Charicles

Charicles, son of Apollodorus was an Athenian politician and military leader at the time of the Peloponnesian War (431 BC - 404 BC). He was born around the year 455 BC and is (probably) 403 BC perished in Eleusis.

Charicles was one of the study commissioners who were appointed in 415 BC by the city to elucidate the Hermenfrevel in which numerous statues throughout the city had been mutilated. Charicles wore with his decisions help the atmosphere of the witch hunt, which had spread in the city, to strengthen further, pointing together with Peisander the crime as an attack on democracy and thus the Athenian system of government as a whole.

413 BC, he was sent, together with the Admiral Demosthenes with a fleet to the Peloponnesian peninsula around and he managed to secure a small island on the coast of Laconia and turn it into a bridgehead in the Spartan enemy territory.

In the aftermath of the failure of the Athenian expedition to Sicily, he seems to have become increasingly active on the part of the oligarchic party in Athens. He was reported as Isocrates even banished from the city because of this party activity, presumably v. because of its role in connection with the oligarchic rule of the Four Hundred in 411 BC

Not later than 404 BC, however, he returned from exile and became a member of the thirty -headed oligarchic government college, the " Thirty Tyrants " is selected. The philosopher Aristotle expects Charicles while the leading figures among the thirty, and writes that "among the Thirty at Athens Charicles and his followers had the upper hand because he knew how to flatter his colleagues ." The speech writer Lysias speaks of " Charicles and Critias and their club ." This suggests that Charicles has been to Critias the second most important man among the Thirty Tyrants.

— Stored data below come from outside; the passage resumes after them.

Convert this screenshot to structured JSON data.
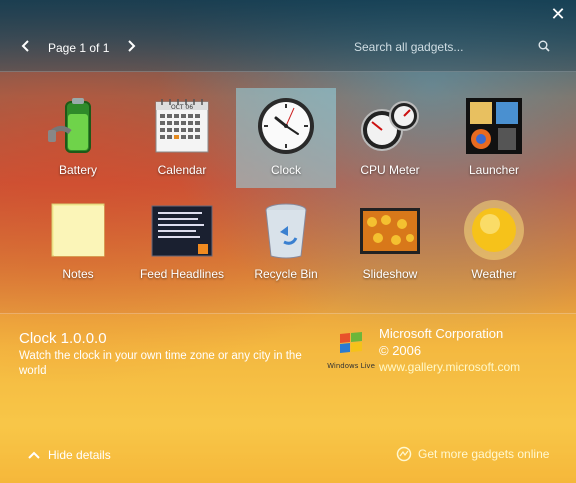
{
  "window": {
    "close_icon": "close-icon"
  },
  "nav": {
    "page_label": "Page 1 of 1",
    "prev_icon": "chevron-left-icon",
    "next_icon": "chevron-right-icon"
  },
  "search": {
    "placeholder": "Search all gadgets...",
    "icon": "search-icon"
  },
  "gadgets": [
    {
      "label": "Battery",
      "icon": "battery-icon",
      "selected": false
    },
    {
      "label": "Calendar",
      "icon": "calendar-icon",
      "selected": false
    },
    {
      "label": "Clock",
      "icon": "clock-icon",
      "selected": true
    },
    {
      "label": "CPU Meter",
      "icon": "cpu-meter-icon",
      "selected": false
    },
    {
      "label": "Launcher",
      "icon": "launcher-icon",
      "selected": false
    },
    {
      "label": "Notes",
      "icon": "notes-icon",
      "selected": false
    },
    {
      "label": "Feed Headlines",
      "icon": "feed-headlines-icon",
      "selected": false
    },
    {
      "label": "Recycle Bin",
      "icon": "recycle-bin-icon",
      "selected": false
    },
    {
      "label": "Slideshow",
      "icon": "slideshow-icon",
      "selected": false
    },
    {
      "label": "Weather",
      "icon": "weather-icon",
      "selected": false
    }
  ],
  "calendar_icon": {
    "month": "OCT 06",
    "highlight": "25"
  },
  "details": {
    "title": "Clock 1.0.0.0",
    "description": "Watch the clock in your own time zone or any city in the world",
    "logo_caption": "Windows Live",
    "publisher": "Microsoft Corporation",
    "copyright": "© 2006",
    "website": "www.gallery.microsoft.com"
  },
  "footer": {
    "hide_details_label": "Hide details",
    "more_gadgets_label": "Get more gadgets online",
    "hide_icon": "chevron-up-icon",
    "more_icon": "globe-icon"
  }
}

In his "Memoirs of Socrates " describes the historian Xenophon, as Critias and Charicles made ​​rather common, to make the Athenian philosopher Socrates, who publicly criticized silenced by trying to make it precise rules for its activities and prevented him to publicly teach " the art of conversation ."

After the end of tyranny, beginning 403 BC Charicles likely as other supporters of the oligarchy withdrew the agreement with the new democratic government according to the fortified city of Eleusis. Maybe he was murdered in the later advance of democratic forces against the city and at the then held negotiations with most of his fellow tyrants of the Democrats.

Swell

  • Andokides: " On the Mysteries ". ( p. 6).
  • Aristotle: "Politics". ( 6 V, 23 ff. ).
  • Isocrates: Speech « From the team of horses ." ( p. 355, d).
  • Lysias: speech "Against Eratosthenes ". ( p. 125).
  • Thucydides ' History of the Peloponnesian War ". (Book VI, 27-29, 53, 60f, .. VII 20, 26 )
  • Xenophon, " Hellenica ." (Book II, § 3, 2, 4, § § 24, 43).
  • Xenophon: "Memories of Socrates ". ( " Memorabilia ", II 2 § § 31 et seq.)